“My vision ends in spring sorrow,” lamented the Song Dynasty poet Liu Yong. Yet it was his famous poem Phoenix Perching on a Parasol Tree that China’s foreign exchange reserves manager SAFE turned to for inspiration when it set up Wutongshu Investment (Parasol Tree) and its subsidiaries Fengshan and Kunteng Investments (Phoenix) at the end of 2014.
Over the past few months, Wutongshu has suddenly emerged as the new star player in China’s so-called “national team” – a group of state-backed financial institutions tasked with propping up the Chinese stock market since its rout last summer.
Spring sorrow is very much on investors’ minds. The key indices in Shanghai and Shenzhen are respectively down 19% and 21% so far this year. What would happen if the government started offloading its massive holdings in earnest as well?
The central authorities have never disclosed the official figure on the size of the government holdings. That’s why last week Wallstreetcn.com did its own calculation, publishing a detailed analysis of who owns what among the ‘national team,’ in tandem with research from Southwest Securities (SWS) and Industrial Securities.
SWS believes the three major state asset managers including Central Huijin owned a total of Rmb3.57 trillion ($547 billion) of stocks at the end of April, compared to Rmb1.6 trillion prior to last summer’s meltdown. The national team’s combined stakes in 1,300 listed firms would amount to 8.4% of the overall A-share market’s value.
Industrial Securities then provided detailed breakdowns for each star player. The government’s key scorer (or, perhaps, goalkeeper given their defensive role) has been China Securities Finance Corp (CSF), which was co-founded in 2011 by Shanghai and Shenzhen’s stock exchanges as the only provider of margin financing loans.
Industrial Securities says CSF and its 10 investment units owned 1,015 stocks with an equity value of Rmb1 trillion at the end of the third quarter of last year. During the fourth quarter, CSF reduced its holdings in 446 companies and no longer held top-10 shareholder positions in 201 of them. During the first quarter of 2016, it reduced its holdings in a further 93 companies and was no longer a top-10 shareholder in a further 32 companies.
The second big player Central Huijin Investment is a subsidiary of sovereign wealth fund CIC and holds the government’s stakes in the big four banks. Besides the banking shares, Industrial Securities says Huijin now owns 13 stocks with a market value of Rmb4.7 billion, while its asset management arm has 1,161 stocks with a market value of Rmb309 billion.
SAFE’s Wutongshu also suddenly popped into view when companies began releasing their annual reports and it showed up as a serial top-10 shareholder (seventh for Shanghai Pudong Development Bank, eighth for BoCom and ninth for Agricultural Bank of China, for example).

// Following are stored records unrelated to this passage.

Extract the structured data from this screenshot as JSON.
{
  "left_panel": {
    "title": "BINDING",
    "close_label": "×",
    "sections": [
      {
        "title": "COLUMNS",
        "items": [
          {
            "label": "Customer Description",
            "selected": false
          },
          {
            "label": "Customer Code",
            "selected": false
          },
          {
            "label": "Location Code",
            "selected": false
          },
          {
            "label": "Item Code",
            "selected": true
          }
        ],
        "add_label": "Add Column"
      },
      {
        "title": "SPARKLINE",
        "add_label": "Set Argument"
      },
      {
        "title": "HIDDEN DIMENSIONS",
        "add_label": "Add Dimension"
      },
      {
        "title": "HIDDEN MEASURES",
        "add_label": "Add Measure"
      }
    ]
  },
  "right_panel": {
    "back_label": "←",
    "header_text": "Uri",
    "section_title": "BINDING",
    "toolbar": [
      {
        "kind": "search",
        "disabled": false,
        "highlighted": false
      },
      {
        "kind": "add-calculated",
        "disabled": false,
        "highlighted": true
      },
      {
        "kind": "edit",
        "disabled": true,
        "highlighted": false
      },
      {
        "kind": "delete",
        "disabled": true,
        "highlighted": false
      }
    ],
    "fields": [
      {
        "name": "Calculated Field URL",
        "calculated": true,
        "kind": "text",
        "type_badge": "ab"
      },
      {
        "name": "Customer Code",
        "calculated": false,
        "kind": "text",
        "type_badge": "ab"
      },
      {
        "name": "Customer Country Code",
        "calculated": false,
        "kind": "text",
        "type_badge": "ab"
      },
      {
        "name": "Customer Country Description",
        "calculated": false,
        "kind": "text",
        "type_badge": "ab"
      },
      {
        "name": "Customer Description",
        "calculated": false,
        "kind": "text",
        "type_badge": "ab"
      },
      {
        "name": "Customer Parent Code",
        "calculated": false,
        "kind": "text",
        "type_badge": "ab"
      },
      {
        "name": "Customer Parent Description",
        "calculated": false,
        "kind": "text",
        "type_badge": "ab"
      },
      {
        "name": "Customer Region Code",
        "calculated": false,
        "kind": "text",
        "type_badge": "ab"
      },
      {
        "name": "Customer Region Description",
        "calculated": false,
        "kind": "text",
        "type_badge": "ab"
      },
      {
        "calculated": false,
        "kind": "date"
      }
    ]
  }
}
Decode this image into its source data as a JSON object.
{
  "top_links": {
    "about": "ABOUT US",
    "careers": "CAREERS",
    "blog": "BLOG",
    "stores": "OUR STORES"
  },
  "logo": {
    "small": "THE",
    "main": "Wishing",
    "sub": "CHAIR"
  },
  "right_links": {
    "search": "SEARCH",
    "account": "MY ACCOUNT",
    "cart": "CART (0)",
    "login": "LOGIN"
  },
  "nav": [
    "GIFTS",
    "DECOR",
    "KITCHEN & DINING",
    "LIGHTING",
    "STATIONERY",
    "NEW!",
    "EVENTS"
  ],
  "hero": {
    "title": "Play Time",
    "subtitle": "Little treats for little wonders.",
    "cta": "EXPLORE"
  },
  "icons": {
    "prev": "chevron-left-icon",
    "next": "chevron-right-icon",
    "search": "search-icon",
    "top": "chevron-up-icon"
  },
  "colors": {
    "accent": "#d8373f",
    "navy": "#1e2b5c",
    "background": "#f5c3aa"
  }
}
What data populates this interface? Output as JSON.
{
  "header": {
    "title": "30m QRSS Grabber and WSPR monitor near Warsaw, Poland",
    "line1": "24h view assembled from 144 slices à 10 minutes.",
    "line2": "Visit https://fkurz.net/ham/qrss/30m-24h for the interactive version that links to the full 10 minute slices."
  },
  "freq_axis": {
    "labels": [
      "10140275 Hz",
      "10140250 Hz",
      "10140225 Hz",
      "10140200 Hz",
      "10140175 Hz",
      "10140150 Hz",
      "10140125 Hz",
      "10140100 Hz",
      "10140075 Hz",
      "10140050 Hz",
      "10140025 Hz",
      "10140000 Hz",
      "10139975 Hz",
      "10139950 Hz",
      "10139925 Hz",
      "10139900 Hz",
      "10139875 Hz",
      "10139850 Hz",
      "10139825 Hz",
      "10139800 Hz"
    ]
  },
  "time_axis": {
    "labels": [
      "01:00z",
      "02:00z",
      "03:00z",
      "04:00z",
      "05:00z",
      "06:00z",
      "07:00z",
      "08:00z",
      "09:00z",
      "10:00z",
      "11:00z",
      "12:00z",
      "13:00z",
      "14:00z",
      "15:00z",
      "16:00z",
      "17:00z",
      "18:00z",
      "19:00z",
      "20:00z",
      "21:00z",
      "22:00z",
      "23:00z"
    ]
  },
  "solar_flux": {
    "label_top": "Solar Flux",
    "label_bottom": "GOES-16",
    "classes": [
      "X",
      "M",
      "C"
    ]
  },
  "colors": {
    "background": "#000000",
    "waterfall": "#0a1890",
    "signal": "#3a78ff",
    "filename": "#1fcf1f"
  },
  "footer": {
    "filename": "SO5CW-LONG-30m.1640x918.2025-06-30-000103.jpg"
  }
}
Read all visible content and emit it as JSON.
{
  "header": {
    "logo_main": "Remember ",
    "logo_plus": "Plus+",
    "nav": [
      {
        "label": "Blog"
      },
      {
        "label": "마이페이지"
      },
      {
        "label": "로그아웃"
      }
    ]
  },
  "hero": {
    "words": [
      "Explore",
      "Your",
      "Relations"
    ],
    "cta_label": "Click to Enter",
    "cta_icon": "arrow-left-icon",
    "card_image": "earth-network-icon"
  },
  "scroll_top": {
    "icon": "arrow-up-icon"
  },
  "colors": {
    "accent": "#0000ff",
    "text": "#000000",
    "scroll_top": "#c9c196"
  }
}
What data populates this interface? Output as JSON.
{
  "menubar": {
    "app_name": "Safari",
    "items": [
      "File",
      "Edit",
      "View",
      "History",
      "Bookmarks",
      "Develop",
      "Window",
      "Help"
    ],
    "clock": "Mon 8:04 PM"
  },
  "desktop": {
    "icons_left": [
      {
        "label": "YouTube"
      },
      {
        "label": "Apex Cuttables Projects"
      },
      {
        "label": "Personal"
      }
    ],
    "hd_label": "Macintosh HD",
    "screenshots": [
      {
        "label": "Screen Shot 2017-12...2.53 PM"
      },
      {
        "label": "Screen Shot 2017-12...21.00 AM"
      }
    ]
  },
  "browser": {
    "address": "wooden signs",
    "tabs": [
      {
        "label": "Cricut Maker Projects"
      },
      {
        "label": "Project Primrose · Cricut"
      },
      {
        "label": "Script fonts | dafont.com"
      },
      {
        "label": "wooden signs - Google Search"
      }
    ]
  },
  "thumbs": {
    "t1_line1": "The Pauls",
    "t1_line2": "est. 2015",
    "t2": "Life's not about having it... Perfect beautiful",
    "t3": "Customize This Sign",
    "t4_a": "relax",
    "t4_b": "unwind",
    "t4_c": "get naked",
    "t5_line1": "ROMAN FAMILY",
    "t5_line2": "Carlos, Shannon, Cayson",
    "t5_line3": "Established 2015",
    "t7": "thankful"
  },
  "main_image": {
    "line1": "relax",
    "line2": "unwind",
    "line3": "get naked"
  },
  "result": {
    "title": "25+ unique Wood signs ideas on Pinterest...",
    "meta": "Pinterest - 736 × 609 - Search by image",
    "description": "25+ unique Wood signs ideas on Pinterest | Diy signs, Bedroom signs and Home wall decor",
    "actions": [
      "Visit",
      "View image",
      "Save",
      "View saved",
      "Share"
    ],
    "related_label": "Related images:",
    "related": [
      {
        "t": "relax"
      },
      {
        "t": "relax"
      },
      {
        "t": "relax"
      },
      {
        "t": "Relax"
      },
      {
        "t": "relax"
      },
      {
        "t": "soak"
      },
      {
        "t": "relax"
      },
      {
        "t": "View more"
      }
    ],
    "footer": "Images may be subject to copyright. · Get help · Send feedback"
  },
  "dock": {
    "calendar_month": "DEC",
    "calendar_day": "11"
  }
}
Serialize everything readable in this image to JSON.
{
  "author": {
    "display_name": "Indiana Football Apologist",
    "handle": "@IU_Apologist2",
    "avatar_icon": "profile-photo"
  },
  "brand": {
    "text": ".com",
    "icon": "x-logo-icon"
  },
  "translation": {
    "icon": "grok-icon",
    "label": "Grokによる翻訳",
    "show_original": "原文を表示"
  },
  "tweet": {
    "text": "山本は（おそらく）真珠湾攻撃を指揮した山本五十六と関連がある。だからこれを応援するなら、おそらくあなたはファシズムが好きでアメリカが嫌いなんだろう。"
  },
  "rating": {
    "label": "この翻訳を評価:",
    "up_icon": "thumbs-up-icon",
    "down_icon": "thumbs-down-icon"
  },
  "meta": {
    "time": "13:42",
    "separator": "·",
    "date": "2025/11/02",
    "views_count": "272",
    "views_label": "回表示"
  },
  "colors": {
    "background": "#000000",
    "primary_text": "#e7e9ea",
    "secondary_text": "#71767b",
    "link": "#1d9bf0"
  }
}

But as Chinese newspapers have subsequently revealed, most of its stakes came from CSF because it owed the central bank Rmb1.2 trillion for the liquidity it was provided with to prop up the market and has repaid it by transferring some of the stakes CSF purchased to Wutongshu.
As government-owned entities, neither Wutongshu nor Central Huijin are under any financial pressure to sell. If they followed the Hong Kong government’s pioneering example, they could establish an exchange-traded fund (ETF) to drip-feed their stakes back into the market (TraHK was set up in 1999 to handle the massive portfolio the government amassed in 1998 during its defence of the Hong Kong stock market against speculators during the Asian financial crisis).
Fortunately, it seems unlikely Wutongshu’s portfolio will suffer the same fate as the poet Liu Yong. He died destitute, although the courtesans who inspired his poems clubbed together to pay for his funeral.